Summary

This article provides a detailed, practical framework for manufacturers and distributors to systematically identify, evaluate, and mitigate cybersecurity risks in compliance with the requirements of the Cyber Resilience Act (CRA). It outlines the essential steps and considerations necessary to conduct a thorough cybersecurity risk assessment, ensuring that products with digital elements meet the necessary cybersecurity standards and protect against potential threats.

Relevant CRA Provisions

  • Recital (51): Discusses the compliance of high-risk AI systems with essential cybersecurity requirements and the application of conformity assessment procedures.
  • Recital (91): Explains the conformity assessment procedures for products with digital elements, including the option for manufacturers to use internal control or third-party assessments.
  • Recital (44): Describes the classification of important products with digital elements into two classes based on cybersecurity risk and the corresponding conformity assessment procedures.
  • Recital (55): Addresses the justification for non-applicability of certain essential cybersecurity requirements and the measures to be taken by manufacturers in such cases.
  • Article 12: Specifies the requirements for high-risk AI systems, including compliance with essential cybersecurity requirements and the applicable conformity assessment procedures.
  • Article 33: Outlines support measures for microenterprises and small and medium-sized enterprises, including awareness-raising, training, and the establishment of cyber resilience regulatory sandboxes.
  • Article 39: Details the requirements relating to notified bodies, including their independence, competence, and the necessary procedures for conformity assessment.
  • Article 3: Provides definitions relevant to the CRA, including terms such as “product with digital elements,” “cybersecurity,” and “conformity assessment.”

Detailed Explanation

Conducting a cybersecurity risk assessment under the CRA involves several critical steps to ensure that products with digital elements are secure and compliant with the regulation’s requirements.
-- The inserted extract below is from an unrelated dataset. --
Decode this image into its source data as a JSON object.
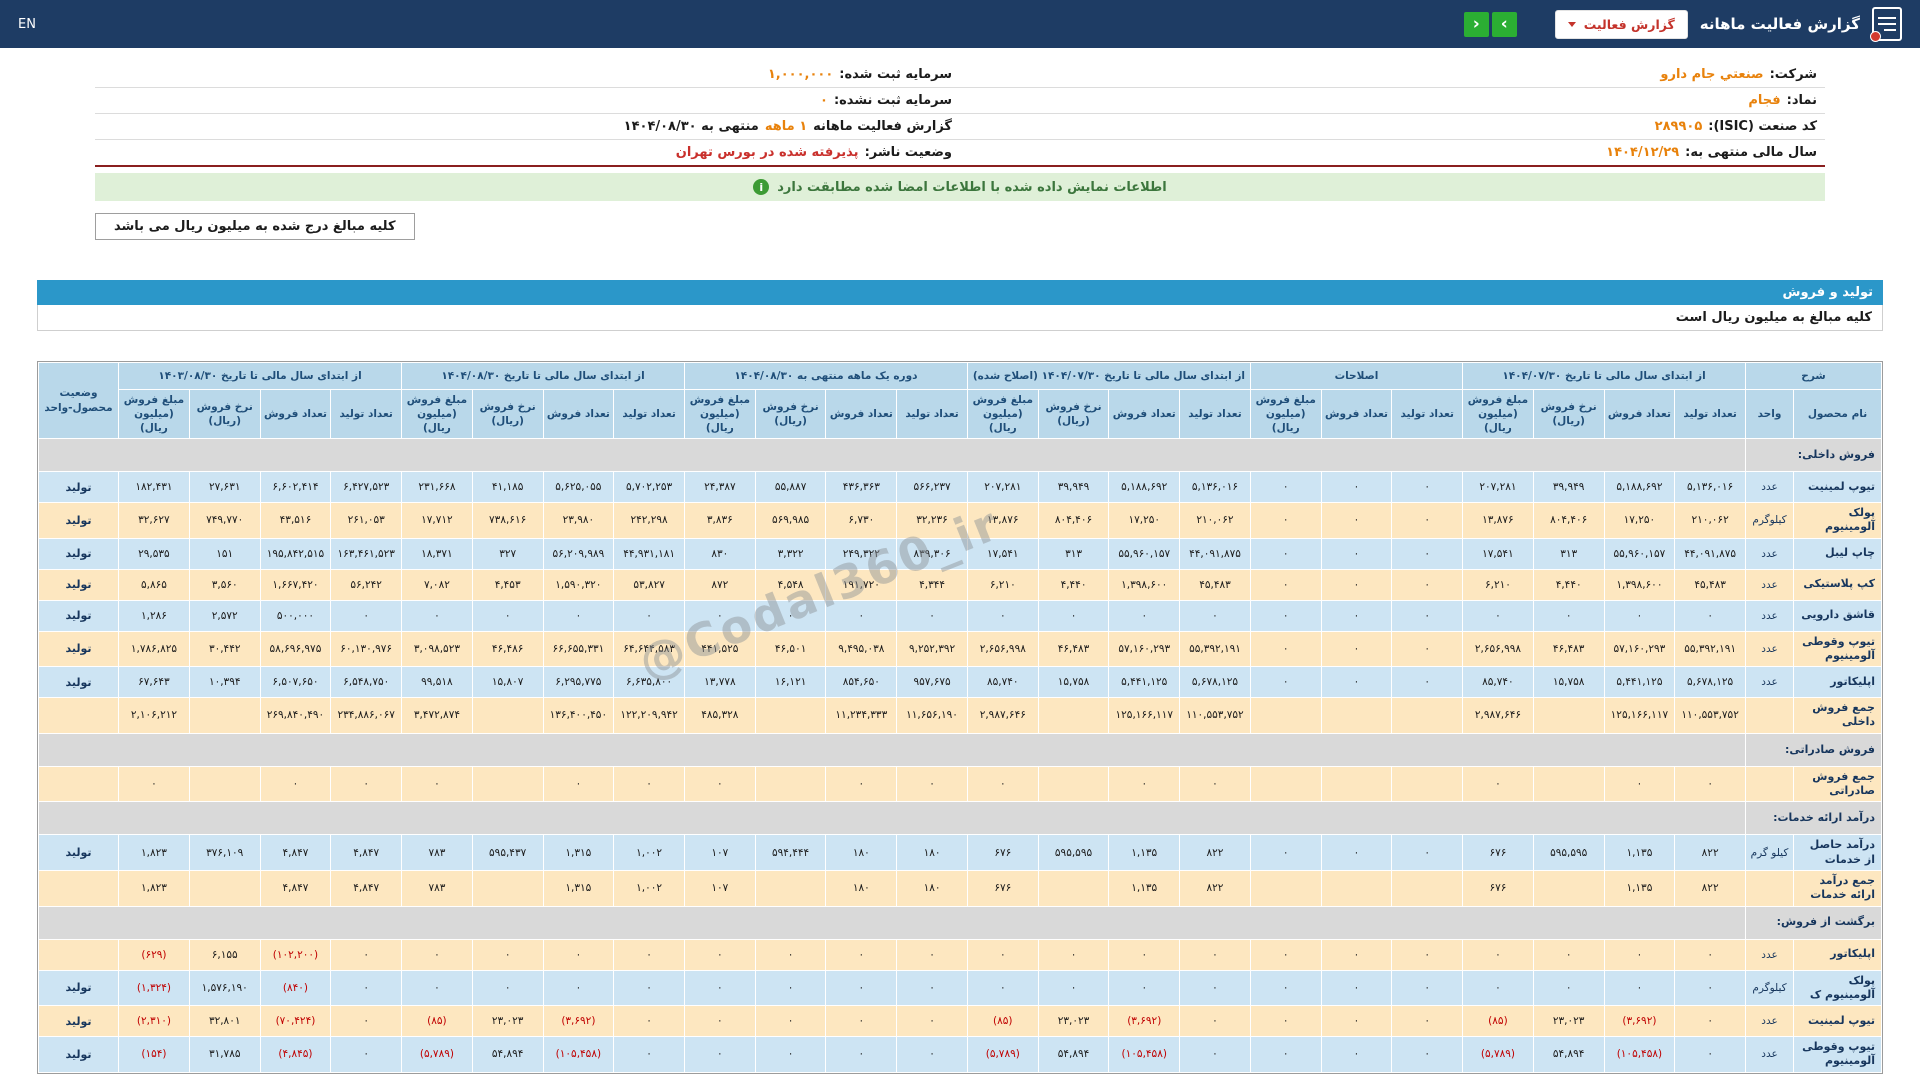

Manufacturers and distributors must systematically identify potential cybersecurity risks, evaluate their likelihood and impact, and implement measures to mitigate these risks. This process should be documented and regularly reviewed to adapt to new threats and changes in the product’s environment.

The assessment should consider both the product’s design and the processes used in its development, production, and maintenance. It must address vulnerabilities, including those specific to high-risk AI systems, and ensure that products are made available on the market without known exploitable vulnerabilities. Manufacturers are required to provide secure by default configurations, regular security updates, and mechanisms to protect data confidentiality, integrity, and availability.

For products classified as important or critical, additional assurance measures are necessary. Manufacturers may choose to follow internal control procedures or involve third-party assessments, depending on the product’s classification and the level of cybersecurity risk. The use of harmonised standards, common specifications, or European cybersecurity certification schemes is encouraged to demonstrate conformity with essential cybersecurity requirements.

Manufacturers must also establish and enforce policies on coordinated vulnerability disclosure, facilitate the sharing of information about potential vulnerabilities, and ensure that security updates are disseminated without delay. Where certain essential cybersecurity requirements are not applicable, manufacturers should provide a clear justification in the technical documentation and take appropriate measures to address any identified risks.

Obligations for Stakeholders

  • Manufacturers: Must conduct thorough cybersecurity risk assessments, ensure products comply with essential cybersecurity requirements, and provide regular security updates. They should also establish vulnerability disclosure policies and facilitate information sharing about potential vulnerabilities.
  • Distributors: Must ensure that products they make available on the market have undergone appropriate cybersecurity risk assessments and comply with the CRA’s requirements.
  • Notified Bodies: Must meet specific requirements for independence, competence, and procedures to carry out conformity assessments, ensuring that products with digital elements meet the essential cybersecurity requirements.
  • Microenterprises and Small and Medium-sized Enterprises: Are entitled to support measures, including awareness-raising, training, and access to regulatory sandboxes, to help them comply with the CRA.